Leather sector wasting opportunities
Bangladesh's garment sector has become the world's second largest exporter only on the basis of cheap labour and the domestic supply of an insignificant amount of raw materials.
On the other hand, the leather sector is struggling to make its mark in the global market despite having the guarantee of an abundance of raw materials and workers.
One may argue that the value addition in the apparel industry is much lower than that in the leather sector.
But countries rich in key raw materials usually have a much higher value addition and thus higher earnings. That has not happened in the case of the leather sector of Bangladesh.
As a result, the leather sector cannot ensure value addition of over 65 percent whereas there is potential to reach 90 percent.
Industry people say as long as animals were sacrificed during the Eid festivals, the generation of rawhide, meaning the raw materials, is guaranteed.
But manufacturers cannot ensure maximum value addition as demand has not yet been created locally for high-value products.
The value addition falls to 30 percent for products made for export markets owing to a lack of certification from Leather Working Group (LWG), a global multi-stakeholder community committed to a responsible and transparent leather supply chain.
"We have the main raw materials but cannot use them for the export market in absence of LWG certificates," said Md Mizanur Rahman, a professor and director of the Institute of Leather Engineering and Technology of the University of Dhaka.
There is scope to ensure 85 percent to 90 percent value addition through quality tanning and manufacturing of high-end products, he said.

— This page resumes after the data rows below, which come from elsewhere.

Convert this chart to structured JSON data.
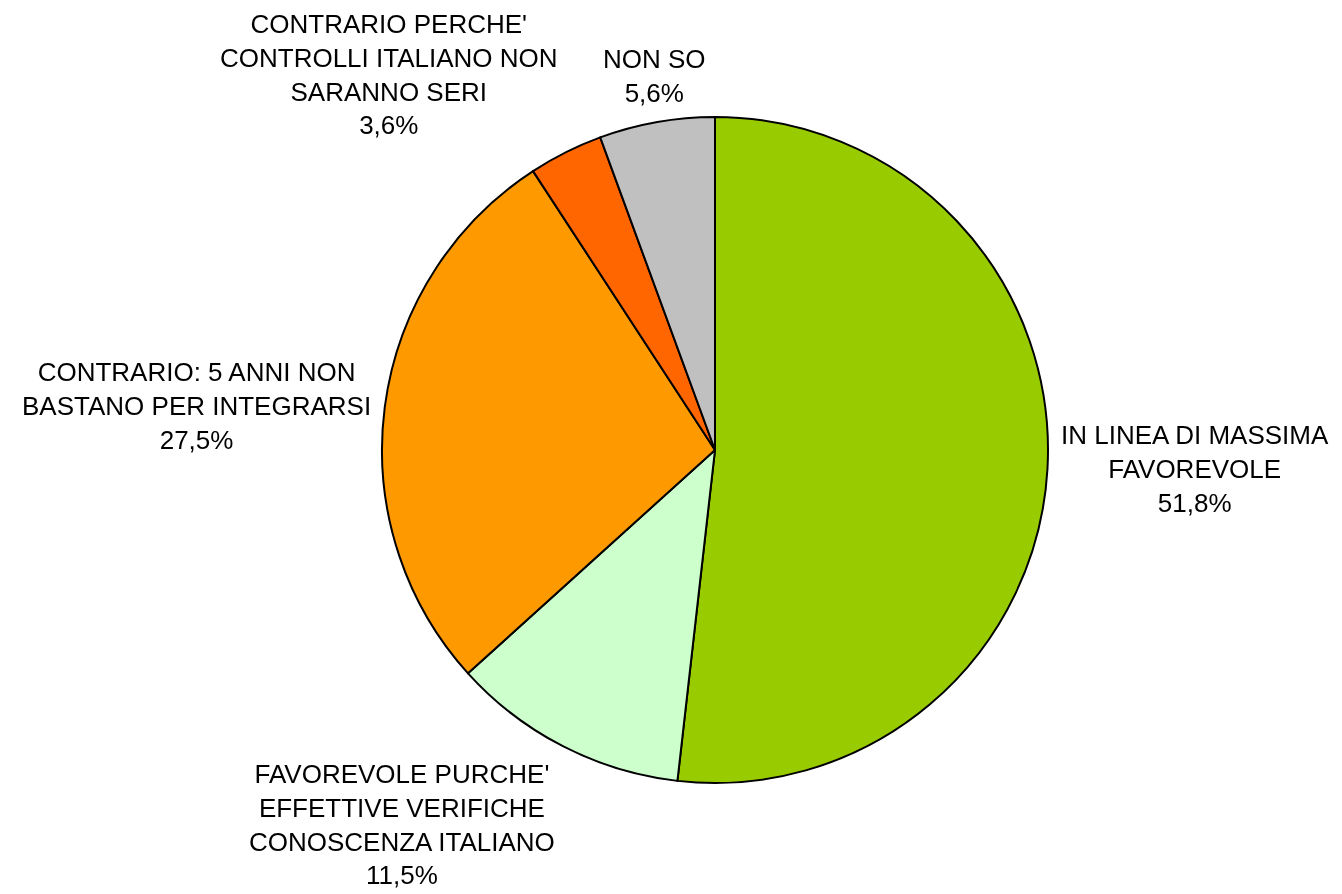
{
  "chart_data": {
    "type": "pie",
    "categories": [
      "IN LINEA DI MASSIMA FAVOREVOLE",
      "FAVOREVOLE PURCHE' EFFETTIVE VERIFICHE CONOSCENZA ITALIANO",
      "CONTRARIO: 5 ANNI NON BASTANO PER INTEGRARSI",
      "CONTRARIO PERCHE' CONTROLLI ITALIANO NON SARANNO SERI",
      "NON SO"
    ],
    "values": [
      51.8,
      11.5,
      27.5,
      3.6,
      5.6
    ],
    "value_labels": [
      "51,8%",
      "11,5%",
      "27,5%",
      "3,6%",
      "5,6%"
    ],
    "colors": [
      "#99cc00",
      "#ccffcc",
      "#ff9900",
      "#ff6600",
      "#c0c0c0"
    ],
    "legend": false
  }
}
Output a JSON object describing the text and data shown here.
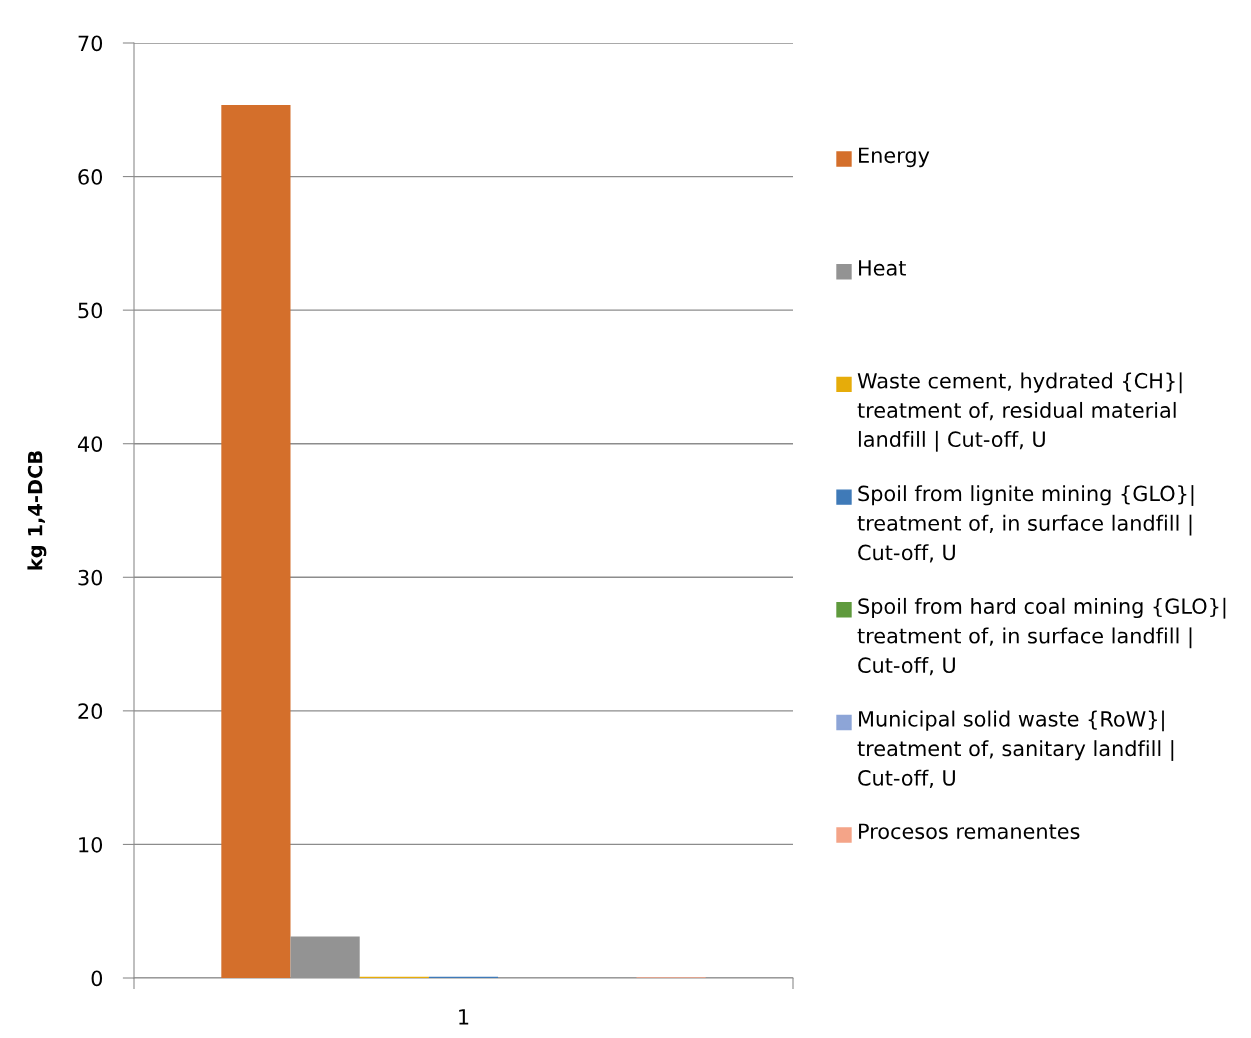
{
  "chart_data": {
    "type": "bar",
    "ylabel": "kg 1,4-DCB",
    "categories": [
      "1"
    ],
    "series": [
      {
        "name": "Energy",
        "color": "#d46f2b",
        "values": [
          65.35
        ]
      },
      {
        "name": "Heat",
        "color": "#939393",
        "values": [
          3.1
        ]
      },
      {
        "name": "Waste cement, hydrated {CH}| treatment of, residual material landfill | Cut-off, U",
        "color": "#e6ac0a",
        "values": [
          0.1
        ]
      },
      {
        "name": "Spoil from lignite mining {GLO}| treatment of, in surface landfill | Cut-off, U",
        "color": "#3f7ab8",
        "values": [
          0.1
        ]
      },
      {
        "name": "Spoil from hard coal mining {GLO}| treatment of, in surface landfill | Cut-off, U",
        "color": "#5f9a3d",
        "values": [
          0
        ]
      },
      {
        "name": "Municipal solid waste {RoW}| treatment of, sanitary landfill | Cut-off, U",
        "color": "#8da5d7",
        "values": [
          0
        ]
      },
      {
        "name": "Procesos remanentes",
        "color": "#f4a488",
        "values": [
          0.05
        ]
      }
    ],
    "ylim": [
      0,
      70
    ],
    "yticks": [
      0,
      10,
      20,
      30,
      40,
      50,
      60,
      70
    ],
    "grid": "y",
    "legend": "right"
  }
}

According to him, there are huge prospects for the leather sector to grab a significant piece of the global leather and leather goods market by using local rawhides and improving value addition.

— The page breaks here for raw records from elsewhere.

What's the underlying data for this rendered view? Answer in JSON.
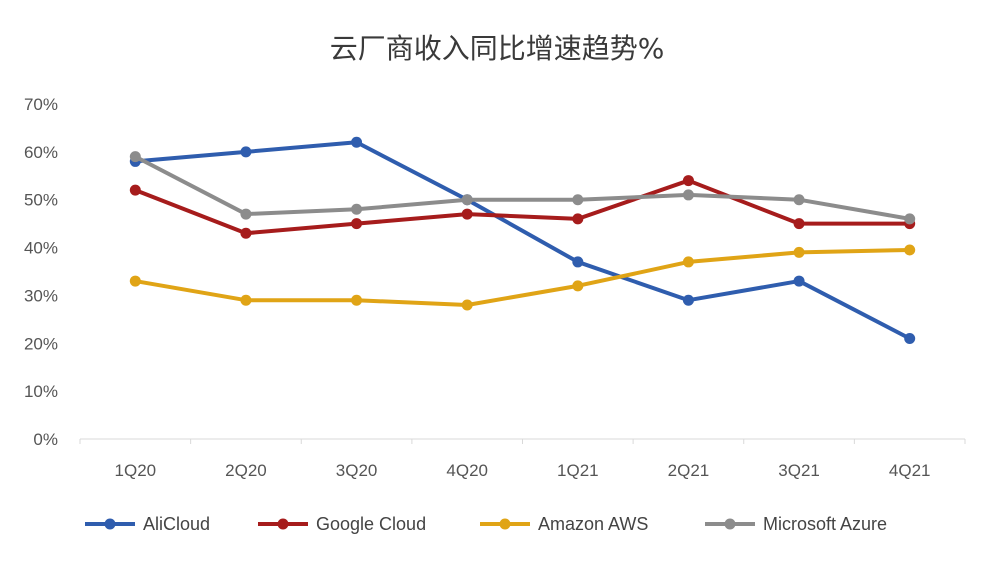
{
  "chart_data": {
    "type": "line",
    "title": "云厂商收入同比增速趋势%",
    "xlabel": "",
    "ylabel": "",
    "categories": [
      "1Q20",
      "2Q20",
      "3Q20",
      "4Q20",
      "1Q21",
      "2Q21",
      "3Q21",
      "4Q21"
    ],
    "ylim": [
      0,
      70
    ],
    "yticks": [
      0,
      10,
      20,
      30,
      40,
      50,
      60,
      70
    ],
    "ytick_labels": [
      "0%",
      "10%",
      "20%",
      "30%",
      "40%",
      "50%",
      "60%",
      "70%"
    ],
    "grid": false,
    "legend_position": "bottom",
    "series": [
      {
        "name": "AliCloud",
        "color": "#2F5DAE",
        "values": [
          58,
          60,
          62,
          50,
          37,
          29,
          33,
          21
        ]
      },
      {
        "name": "Google Cloud",
        "color": "#A61C1C",
        "values": [
          52,
          43,
          45,
          47,
          46,
          54,
          45,
          45
        ]
      },
      {
        "name": "Amazon AWS",
        "color": "#E0A416",
        "values": [
          33,
          29,
          29,
          28,
          32,
          37,
          39,
          39.5
        ]
      },
      {
        "name": "Microsoft Azure",
        "color": "#8C8C8C",
        "values": [
          59,
          47,
          48,
          50,
          50,
          51,
          50,
          46
        ]
      }
    ]
  }
}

"However, we will have to comply with global standards in the tannery industry," Rahman added.
Bangladesh has 200 tanneries and 223 leather and leather product manufacturers but only five tanneries are certified by the LWG -- Apex Tannery, Riff Leather, SAF Industries, Superex Leather, and ABC Leather.
As a result, Bangladesh is not doing well in the international market. Shipments fell 1.74 percent year-on-year to $1.22 billion in fiscal year 2022-23 that ended on June 30.
Rahman believes that the local leather sector has the potential to increase exports to $5 billion to $7 billion by using locally available leather to cater to the global market worth $300 billion.
However, Bangladesh's share of the global leather market is less than 0.5 percent, he said.
Bangladesh accounts for about 3.5 percent of the total rawhide produced globally but cannot use much of the material for making exportable products, he added.
According to Bangladesh Tannery Association, the tannery industry is capable of producing 300 million square feet of leather each year.
Of the total production of finished leather, only 20 percent can be used for the domestic market. The rest has to be exported as there is no scope to use the material for manufacturing export products in absence of the LWG certification.
However, exporters allege that harassment by customs officials, tax collectors and other government agencies reduces the scope for value addition.
"The value addition for leather footwear for the domestic market declined to 65 percent from 85 percent over the past year due to declining demand for high-end products," said Dilip Kajuri, chief financial officer of Apex Footwear Limited.
"As people's disposable income has reduced due to inflationary pressure, they do not want to purchase costly products," he added.
As a result, Apex has reduced manufacturing costly products that have higher scope for value addition.
"If we want to ensure 85 to 90 percent value addition, we have to manufacture costly items that have less demand at the moment," Kajuri said.
Kajuri also said 95 percent of their leather shoes for the domestic market were made from local raw materials, but they have to import leather for high-end products, such as that of the Venturini brand.
"Now, leather footwear manufacturers can ensure value addition of around 20-30 percent depending on the products for the export market," said Arifur Rahman Chowdhury, general manager of ABC Footwear Industries Limited, one of the biggest exporters of leather footwear.
Previously, manufacturers could ensure value addition of around 60 percent, but with the appreciation of the US dollar against taka, the value addition has reduced.
According to him, most exporters cannot use leather produced locally due to the lack of LWG certification.
"But we can use local leather tanned at our factory as we have LWG certification," he said.
On condition of anonymity, a leading footwear exporter said they have to mention the source of raw materials when selling products to foreign buyers.
For this reason, there is no scope of using leather whose processor does not have an LWG certificate.
Besides, without LWG certification, one of the prerequisites of which is a central effluent treatment plant at the tannery industrial estate at Savar, higher value addition and increasing exports is not possible, he added.
Arfanul Hoque, head of retail at Bata Shoe Company (Bangladesh), said they are a major consumer of local leather as they retail products using the material in the domestic market.
But for high-end products, they need to import a very nominal quantity of finished leather, he added.
According to Hoque, Bata is a multinational company that uses local leather as a raw material to manufacture leather shoes and ensure maximum value addition.
Market insiders say average annual domestic market sales of leather footwear (organised and non-organised) amounts to around Tk 16,000 crore.
Other than leather, footwear manufacturers need to import all the required raw materials to make products even for the domestic market, making them nearly 100 percent import dependent.
There are at least 152 types of raw materials required by footwear industries.